Re: FK's not fundamental
  • 4/8/2017 2:08:05 PM

May I suggest my 3-part post @dbdebunk.com "Are FKs mandatory?". They were introduced in the context of normalization: if you unnest the relation values of attributes defined on relation-valued domains (RVD) as relations in their own right, you must have a value-based representation of the relationship that was embedded in the nesting. So in this context they ARE mandatory.

But they are a separate issue from PKs, SKs and NKs that my post is about.

Re: Necessity of PKs
  • 4/8/2017 2:03:21 PM

I'm afraid your sample is far from representative. Most of the hits I get @dbdebunk.com is by those who question keys.

And as my post argues, there is poor understanding -- if any -- of types of key. There are plenty of misconceptions: surrogate keys better than natural keys, database wide surrogates a la object ID, you name it.


FK's not fundamental
  • 4/7/2017 10:08:32 AM

Regarding FK's and database tradeoffs (2nd last paragraph), suggest that one of the practical tradeoffs is a dbms tradeoff not just a database tradeoff. Codd said in 1970 about qualification (eg. queries) of relations: "Thus, the class of expressions which can be used in a set specification must have the descriptive power of the class of well-formed formulas ... ". Without saying so explicitly, he offered the ForeignKey shortcut to represent a set specification of a special case of one such class, for example special in that it constrains rows of a referencing base table.
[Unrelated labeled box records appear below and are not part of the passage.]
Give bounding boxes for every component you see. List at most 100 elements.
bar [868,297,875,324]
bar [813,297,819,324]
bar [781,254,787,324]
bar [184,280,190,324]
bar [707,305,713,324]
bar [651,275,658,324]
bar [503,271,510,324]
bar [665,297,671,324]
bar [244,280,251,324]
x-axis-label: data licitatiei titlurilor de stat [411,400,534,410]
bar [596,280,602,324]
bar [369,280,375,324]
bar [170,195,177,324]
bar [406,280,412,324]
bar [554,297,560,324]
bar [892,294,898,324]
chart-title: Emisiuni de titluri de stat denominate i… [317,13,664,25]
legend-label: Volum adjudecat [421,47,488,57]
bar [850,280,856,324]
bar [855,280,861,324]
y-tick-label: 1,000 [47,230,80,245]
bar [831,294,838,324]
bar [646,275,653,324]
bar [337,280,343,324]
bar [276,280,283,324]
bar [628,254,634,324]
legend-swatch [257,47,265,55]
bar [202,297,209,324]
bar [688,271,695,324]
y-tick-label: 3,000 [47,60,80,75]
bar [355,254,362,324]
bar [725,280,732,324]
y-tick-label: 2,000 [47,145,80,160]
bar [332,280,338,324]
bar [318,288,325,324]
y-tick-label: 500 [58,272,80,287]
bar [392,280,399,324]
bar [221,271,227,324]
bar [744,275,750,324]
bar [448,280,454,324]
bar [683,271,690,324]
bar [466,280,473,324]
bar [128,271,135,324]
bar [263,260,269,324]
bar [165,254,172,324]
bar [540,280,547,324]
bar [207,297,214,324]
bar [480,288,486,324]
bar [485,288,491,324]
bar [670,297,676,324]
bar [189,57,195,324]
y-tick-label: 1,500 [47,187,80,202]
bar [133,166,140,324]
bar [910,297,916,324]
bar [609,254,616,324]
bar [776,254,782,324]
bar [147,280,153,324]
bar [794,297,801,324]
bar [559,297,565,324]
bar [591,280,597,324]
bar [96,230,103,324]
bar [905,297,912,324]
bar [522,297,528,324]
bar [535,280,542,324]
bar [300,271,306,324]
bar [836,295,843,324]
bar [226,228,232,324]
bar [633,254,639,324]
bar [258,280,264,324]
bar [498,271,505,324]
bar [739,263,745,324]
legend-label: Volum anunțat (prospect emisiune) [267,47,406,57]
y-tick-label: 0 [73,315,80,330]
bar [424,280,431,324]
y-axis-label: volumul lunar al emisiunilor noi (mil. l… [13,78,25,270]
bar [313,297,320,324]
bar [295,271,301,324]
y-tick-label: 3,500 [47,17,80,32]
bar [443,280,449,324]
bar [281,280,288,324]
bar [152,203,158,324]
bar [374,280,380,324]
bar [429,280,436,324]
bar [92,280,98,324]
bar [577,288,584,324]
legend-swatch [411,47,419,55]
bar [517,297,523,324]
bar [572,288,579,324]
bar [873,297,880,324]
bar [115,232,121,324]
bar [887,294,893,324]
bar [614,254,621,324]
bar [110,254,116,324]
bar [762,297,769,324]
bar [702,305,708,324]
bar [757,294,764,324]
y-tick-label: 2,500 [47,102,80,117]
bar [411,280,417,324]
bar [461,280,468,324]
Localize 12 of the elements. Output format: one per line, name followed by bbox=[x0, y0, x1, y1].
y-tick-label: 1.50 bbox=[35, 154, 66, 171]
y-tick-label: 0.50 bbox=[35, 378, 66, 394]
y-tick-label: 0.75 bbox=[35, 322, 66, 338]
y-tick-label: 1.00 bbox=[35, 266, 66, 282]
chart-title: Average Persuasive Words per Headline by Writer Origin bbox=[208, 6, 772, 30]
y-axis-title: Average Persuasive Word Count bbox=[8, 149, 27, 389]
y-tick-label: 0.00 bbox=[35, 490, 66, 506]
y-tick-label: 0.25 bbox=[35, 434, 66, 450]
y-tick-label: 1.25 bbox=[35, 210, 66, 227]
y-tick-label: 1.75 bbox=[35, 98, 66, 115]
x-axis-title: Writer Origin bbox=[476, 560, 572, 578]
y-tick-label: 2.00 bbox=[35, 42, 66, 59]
However, the general class includes all the possible qualifications that produce the same relation value for given inputs. The general class can be written as a projection of a union of joins some of the latter being projections involving literals, a logical structure that is equivalent to that relation value. When a language supports nothing but union, difference, join and projection, plus literals, depending on those literals one such structure gives exactly the operational behaviour of a foreign key. I mention this not because queries should be more intricate than they already are but to point out that foreign keys are not fundamental in the way that primary keys are (for example, the above four operators seem not sufficient to define a PK algebraically). The general tradeoffs implied by the typical dbms include forcing users to update several base tables when a single view update suffices (all constraints are effectively update constraints). This is because the typical dbms is not capable of associating the set membership function aka predicate of a query with the target relation, instead it substitutes that of the relation represented by a base table value. Thinking about the foreign key example in terms that go beyond base table constraints is one pathway to a dbms that is capable of the above association, toward databases that are drastically more self-contained in that most of the set membership expressions used by applications are contained in the database itself rather than user code, specifically in the catalog which can then be thought of as an executable program in its own right. The result would be drastically increased productivity for the many application coders at the cost of acquiring deeper comprehension by the relatively fewer data designers.

Necessity of PKs
  • 4/7/2017 8:23:17 AM

I think the only people I've talked to who would disagree that primary keys are necessary are working with disposable data.  Unfortunately, they also realize they should have been using a PK after the damage is done and that data isn't so disposable any more or they apply that disposable data model to a table that isn't so disposable.  You don't need to get overly complex and as noted there are endless ways to build keys so the only reason for not having them is not knowing.